Her eyes were so wide that I could see almost the whole iris, green with flecks of grey; her gaze was so forthright and uninhibited that it seemed as if she was showing me all she was, leaving nothing hidden. She reached her hand out to my cheek, stroked it. Said: ‘You haven't tried it yet.'

7

THAT NIGHT WHILE
I slept peacefully next to Maria in a bed that felt cut adrift from the world of ordinary concerns, a blaze started in Vick's home. A lit gas fire in the living room ignited drying clothes, and within minutes black smoke from burning material, net curtains and cheap furniture was covering the ceiling like the roiling clouds of a medieval vision of the apocalypse, pushing at the edges of the room before stealing out, into the hall and up the stairs, silent and stealthy as a team of killers. Vick did not have her bedroom door closed and soon she was inhaling the tarry chemical smoke in her sleep, its strange smell and harsh taste invading her dreams so that she believed she was confined within her own version of hell.

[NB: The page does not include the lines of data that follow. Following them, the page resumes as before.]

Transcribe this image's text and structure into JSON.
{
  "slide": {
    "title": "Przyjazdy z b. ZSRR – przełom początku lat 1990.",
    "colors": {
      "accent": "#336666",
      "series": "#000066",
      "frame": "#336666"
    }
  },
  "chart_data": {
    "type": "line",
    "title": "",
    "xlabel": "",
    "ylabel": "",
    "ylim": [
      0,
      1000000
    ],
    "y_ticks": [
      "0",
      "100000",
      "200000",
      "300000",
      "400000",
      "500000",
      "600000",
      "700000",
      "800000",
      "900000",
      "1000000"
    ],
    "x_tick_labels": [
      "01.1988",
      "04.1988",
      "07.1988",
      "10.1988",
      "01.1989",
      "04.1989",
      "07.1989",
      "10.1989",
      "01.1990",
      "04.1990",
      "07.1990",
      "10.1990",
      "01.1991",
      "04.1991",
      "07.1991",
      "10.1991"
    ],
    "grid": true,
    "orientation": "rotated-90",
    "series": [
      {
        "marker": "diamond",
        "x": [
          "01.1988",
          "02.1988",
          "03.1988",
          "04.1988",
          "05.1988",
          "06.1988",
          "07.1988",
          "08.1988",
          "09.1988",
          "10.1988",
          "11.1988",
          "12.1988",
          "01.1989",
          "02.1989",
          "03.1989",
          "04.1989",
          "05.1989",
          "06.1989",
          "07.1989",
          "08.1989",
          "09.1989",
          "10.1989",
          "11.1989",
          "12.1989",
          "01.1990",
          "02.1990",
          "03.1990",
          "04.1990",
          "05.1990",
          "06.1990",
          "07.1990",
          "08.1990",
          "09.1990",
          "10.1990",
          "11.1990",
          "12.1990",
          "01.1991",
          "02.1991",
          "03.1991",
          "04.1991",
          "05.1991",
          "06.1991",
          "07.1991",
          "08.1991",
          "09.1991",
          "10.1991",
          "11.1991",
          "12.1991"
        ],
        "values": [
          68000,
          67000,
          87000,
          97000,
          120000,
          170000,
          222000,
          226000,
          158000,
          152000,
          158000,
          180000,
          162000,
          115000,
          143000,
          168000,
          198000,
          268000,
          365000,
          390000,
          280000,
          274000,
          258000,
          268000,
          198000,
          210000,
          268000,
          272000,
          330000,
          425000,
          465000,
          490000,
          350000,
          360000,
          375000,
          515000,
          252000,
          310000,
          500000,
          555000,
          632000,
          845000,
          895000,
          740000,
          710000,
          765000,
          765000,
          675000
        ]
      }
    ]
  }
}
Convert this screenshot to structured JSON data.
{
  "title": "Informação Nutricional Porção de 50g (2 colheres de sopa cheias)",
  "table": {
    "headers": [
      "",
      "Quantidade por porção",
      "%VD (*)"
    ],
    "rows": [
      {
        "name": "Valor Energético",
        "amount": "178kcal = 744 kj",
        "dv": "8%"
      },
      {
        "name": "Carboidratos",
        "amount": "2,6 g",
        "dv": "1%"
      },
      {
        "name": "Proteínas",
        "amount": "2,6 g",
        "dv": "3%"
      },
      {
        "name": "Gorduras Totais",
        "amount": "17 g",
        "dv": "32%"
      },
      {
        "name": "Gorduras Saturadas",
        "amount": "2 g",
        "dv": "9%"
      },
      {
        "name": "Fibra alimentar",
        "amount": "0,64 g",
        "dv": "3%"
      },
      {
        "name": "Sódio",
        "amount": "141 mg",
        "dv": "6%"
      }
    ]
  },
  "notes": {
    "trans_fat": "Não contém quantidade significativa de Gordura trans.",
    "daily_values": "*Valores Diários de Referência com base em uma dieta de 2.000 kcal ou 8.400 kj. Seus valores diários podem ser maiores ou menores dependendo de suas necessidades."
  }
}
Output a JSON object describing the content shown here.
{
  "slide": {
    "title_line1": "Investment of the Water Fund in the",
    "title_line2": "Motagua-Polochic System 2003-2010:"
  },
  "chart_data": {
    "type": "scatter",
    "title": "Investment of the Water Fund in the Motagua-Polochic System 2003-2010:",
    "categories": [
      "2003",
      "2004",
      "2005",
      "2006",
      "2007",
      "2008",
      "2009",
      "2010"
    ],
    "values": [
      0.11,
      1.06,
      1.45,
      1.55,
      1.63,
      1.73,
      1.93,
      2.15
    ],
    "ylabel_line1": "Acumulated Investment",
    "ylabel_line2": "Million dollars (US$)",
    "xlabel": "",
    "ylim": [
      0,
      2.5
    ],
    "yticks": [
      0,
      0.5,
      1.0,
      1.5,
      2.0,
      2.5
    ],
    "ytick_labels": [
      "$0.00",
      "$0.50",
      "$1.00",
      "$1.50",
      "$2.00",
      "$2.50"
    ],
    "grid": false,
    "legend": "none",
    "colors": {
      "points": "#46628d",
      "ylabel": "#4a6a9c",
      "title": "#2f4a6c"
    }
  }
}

A neighbour, a Polish man who everybody called Peter and who worked a night shift repairing rolling stock for the railway, was passing and saw flames, Vick's curtains falling in bright embers from around her living room window. He pounded on the door and, knowing that Vick had children, called the fire service before kicking in the door and running upstairs, throwing open doors and screaming as loudly as he could in Polish words that Vick did not understand.

By this time she had inhaled so many toxic fumes that she felt as if she had been drugged and could not tell her legs to straighten. She still felt trapped in some hellish netherworld and that the man in her room was a demon of some kind. He lifted her up, put her over his shoulder and clattered down the stairs through smoke so thick that he could not see his feet or hands, felt as if he had to pass through another dimension before he could get to the front door.